As Netflix Inc. (NFLX) reportedly nears a deal with former president Barack Obama to create a high-profile new show, some analysts are questioning how long the company can keep spending so freely on content.
The ex-POTUS and his wife Michelle Obama are in "advanced" talks to produce a series of inspirational programs for the streaming video giant, The New York Times reported late Thursday.
The potential deal is the latest in a series of large investments in original content by the company, and comes on the heels of the company's Oscar win for the documentary "Icarus" and this year's premiere of David Letterman's new series "My Next Guest Needs No Introduction," which also featured Obama. Last fall, Netflix said it expects to spend between $7 billion and $8 billion on content in 2018.

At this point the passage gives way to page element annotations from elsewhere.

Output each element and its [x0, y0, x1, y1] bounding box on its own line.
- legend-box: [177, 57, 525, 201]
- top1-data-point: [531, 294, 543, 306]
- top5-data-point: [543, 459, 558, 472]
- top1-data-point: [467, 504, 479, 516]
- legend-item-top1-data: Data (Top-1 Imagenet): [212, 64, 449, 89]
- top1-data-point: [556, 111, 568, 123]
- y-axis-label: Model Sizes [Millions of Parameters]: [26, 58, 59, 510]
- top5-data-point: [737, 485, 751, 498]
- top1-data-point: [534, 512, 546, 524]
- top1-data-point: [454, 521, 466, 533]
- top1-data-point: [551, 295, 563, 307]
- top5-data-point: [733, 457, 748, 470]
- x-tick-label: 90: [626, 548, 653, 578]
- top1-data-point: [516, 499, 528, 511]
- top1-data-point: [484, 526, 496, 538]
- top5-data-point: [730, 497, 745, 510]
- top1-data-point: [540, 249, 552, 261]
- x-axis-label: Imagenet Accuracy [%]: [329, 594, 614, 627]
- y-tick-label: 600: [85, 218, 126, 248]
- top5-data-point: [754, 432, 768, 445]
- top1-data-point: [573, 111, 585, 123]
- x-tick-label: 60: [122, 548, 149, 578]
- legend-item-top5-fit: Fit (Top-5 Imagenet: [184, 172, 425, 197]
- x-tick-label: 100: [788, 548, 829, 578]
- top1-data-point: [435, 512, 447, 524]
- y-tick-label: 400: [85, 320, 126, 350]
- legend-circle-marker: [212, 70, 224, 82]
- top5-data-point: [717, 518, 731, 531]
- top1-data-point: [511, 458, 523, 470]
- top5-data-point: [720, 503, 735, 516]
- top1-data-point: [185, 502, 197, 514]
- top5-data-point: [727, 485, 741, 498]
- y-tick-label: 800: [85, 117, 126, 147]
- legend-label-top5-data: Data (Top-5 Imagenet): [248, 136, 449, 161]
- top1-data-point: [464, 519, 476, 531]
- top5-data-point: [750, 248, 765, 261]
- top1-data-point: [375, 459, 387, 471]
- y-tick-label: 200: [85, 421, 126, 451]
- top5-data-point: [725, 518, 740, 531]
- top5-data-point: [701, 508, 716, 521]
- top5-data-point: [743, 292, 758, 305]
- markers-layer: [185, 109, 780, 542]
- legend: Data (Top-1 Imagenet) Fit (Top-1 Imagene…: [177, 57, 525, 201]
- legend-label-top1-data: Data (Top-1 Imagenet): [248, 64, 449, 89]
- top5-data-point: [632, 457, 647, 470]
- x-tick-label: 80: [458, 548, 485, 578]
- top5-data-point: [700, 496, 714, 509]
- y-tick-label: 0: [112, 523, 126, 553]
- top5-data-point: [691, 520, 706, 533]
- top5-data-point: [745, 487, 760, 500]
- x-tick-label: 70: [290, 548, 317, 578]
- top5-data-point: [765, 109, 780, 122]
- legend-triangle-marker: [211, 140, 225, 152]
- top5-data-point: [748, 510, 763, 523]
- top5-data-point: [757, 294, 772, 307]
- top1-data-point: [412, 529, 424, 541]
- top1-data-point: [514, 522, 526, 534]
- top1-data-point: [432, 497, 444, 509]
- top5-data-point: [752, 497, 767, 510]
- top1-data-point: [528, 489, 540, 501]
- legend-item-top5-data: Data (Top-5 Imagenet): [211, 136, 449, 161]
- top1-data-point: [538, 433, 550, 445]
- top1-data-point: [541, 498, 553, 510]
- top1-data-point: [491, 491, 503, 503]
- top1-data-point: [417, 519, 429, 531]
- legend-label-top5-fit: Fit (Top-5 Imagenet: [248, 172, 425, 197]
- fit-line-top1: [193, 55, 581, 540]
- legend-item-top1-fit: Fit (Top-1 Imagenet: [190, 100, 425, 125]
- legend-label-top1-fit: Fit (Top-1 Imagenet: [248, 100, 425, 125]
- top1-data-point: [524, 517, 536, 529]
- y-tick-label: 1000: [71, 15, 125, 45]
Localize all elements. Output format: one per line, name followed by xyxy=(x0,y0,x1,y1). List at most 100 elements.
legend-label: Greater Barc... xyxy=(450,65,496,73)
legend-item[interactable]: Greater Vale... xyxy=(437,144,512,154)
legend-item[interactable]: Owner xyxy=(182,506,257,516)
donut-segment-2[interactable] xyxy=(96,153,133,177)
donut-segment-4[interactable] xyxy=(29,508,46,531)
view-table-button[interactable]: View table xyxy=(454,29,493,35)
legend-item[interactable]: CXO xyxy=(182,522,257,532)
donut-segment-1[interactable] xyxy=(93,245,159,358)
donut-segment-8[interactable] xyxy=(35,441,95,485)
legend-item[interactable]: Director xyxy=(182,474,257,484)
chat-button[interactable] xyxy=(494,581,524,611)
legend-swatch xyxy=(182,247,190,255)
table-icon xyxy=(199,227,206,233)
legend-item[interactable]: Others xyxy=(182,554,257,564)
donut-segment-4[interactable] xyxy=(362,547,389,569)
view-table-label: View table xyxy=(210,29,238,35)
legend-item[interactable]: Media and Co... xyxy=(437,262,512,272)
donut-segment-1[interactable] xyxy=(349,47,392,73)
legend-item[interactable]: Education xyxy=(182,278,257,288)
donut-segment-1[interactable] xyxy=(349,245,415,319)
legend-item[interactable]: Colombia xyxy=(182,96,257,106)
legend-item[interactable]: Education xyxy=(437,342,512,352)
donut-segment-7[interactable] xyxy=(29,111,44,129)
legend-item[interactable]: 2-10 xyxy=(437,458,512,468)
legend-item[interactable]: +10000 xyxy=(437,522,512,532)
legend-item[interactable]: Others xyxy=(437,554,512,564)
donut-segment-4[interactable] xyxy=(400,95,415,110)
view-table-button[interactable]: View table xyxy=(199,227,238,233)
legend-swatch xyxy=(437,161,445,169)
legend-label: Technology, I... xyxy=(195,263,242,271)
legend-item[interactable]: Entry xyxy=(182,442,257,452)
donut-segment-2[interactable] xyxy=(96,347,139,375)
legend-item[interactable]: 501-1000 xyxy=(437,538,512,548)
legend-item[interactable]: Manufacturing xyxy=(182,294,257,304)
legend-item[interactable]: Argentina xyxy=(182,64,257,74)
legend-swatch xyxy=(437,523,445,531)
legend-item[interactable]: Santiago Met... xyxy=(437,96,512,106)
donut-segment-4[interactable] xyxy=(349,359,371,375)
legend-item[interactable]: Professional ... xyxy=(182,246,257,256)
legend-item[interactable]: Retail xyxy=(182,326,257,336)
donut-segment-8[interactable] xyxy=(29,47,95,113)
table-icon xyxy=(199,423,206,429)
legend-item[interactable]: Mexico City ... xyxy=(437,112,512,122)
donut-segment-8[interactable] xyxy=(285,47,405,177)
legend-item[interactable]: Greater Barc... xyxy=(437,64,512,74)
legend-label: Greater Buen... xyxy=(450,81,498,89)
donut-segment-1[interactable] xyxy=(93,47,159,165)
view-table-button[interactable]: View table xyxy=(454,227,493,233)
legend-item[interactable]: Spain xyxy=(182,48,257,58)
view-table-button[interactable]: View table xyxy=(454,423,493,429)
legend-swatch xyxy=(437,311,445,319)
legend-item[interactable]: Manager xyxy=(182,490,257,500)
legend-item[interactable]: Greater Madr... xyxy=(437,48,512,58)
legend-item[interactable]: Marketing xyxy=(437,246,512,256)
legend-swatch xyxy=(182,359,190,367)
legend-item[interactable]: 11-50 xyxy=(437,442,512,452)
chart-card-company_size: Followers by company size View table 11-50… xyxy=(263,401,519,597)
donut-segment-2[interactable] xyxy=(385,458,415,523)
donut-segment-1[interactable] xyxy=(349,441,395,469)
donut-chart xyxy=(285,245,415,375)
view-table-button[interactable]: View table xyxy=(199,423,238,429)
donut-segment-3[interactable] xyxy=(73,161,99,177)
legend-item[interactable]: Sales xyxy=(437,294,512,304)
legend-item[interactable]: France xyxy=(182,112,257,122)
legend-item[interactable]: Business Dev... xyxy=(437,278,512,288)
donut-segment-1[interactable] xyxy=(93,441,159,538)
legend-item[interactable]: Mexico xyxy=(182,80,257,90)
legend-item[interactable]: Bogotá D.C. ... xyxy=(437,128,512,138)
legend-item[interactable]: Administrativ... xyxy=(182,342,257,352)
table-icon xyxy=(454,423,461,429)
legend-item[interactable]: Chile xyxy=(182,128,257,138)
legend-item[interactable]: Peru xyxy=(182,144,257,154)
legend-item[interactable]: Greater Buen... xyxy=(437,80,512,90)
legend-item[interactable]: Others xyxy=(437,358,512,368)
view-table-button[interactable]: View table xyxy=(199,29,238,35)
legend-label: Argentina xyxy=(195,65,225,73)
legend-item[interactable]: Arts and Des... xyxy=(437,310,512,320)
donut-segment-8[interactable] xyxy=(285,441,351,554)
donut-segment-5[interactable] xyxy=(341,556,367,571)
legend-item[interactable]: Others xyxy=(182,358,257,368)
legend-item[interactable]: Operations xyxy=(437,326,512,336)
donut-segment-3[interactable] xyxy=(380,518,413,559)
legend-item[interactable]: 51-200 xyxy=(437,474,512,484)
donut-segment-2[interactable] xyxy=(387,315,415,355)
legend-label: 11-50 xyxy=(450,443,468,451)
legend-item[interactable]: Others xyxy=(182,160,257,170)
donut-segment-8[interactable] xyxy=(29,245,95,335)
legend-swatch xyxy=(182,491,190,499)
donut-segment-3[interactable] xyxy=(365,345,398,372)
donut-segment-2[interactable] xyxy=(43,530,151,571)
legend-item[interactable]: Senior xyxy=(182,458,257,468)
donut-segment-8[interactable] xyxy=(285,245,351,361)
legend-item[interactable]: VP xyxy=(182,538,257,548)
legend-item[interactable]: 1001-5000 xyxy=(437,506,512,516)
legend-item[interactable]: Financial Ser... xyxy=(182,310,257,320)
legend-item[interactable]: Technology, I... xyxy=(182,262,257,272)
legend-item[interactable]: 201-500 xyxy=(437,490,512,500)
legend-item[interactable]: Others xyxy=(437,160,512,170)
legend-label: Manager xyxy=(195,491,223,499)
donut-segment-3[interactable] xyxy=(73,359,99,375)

However, the company is not yet profitable and is burning through cash at a rapid rate, Wedbush analyst Michael Pachter told TheStreet, adding that Netflix should instead focus on investing in "low-cost, long-lived original content" like the Stranger Things series that will be more profitable in the long run.
"I don't see how Netflix can get to a steady state of content and keep growing," said Pachter, a longtime Netflix bear.
GBH Insights analyst Daniel Ives wrote Friday that the Obama deal would be a "home run" for the company and could help Netflix recruit other high profile projects such as major films and long-term content agreements over the next year or so.
"While the landscape for original content has become increasingly competitive with new entrants entering the market by the day (Disney/Fox remains a clear competitive worry), we believe Netflix remains in a unique position of strength to grow its content and distribution tentacles over the next 12 to 18 months," Ives wrote.
Netflix shares were up 2.6% to $325.10 in early morning trading on Friday. Since the beginning of this year, the stock is up more than 67%.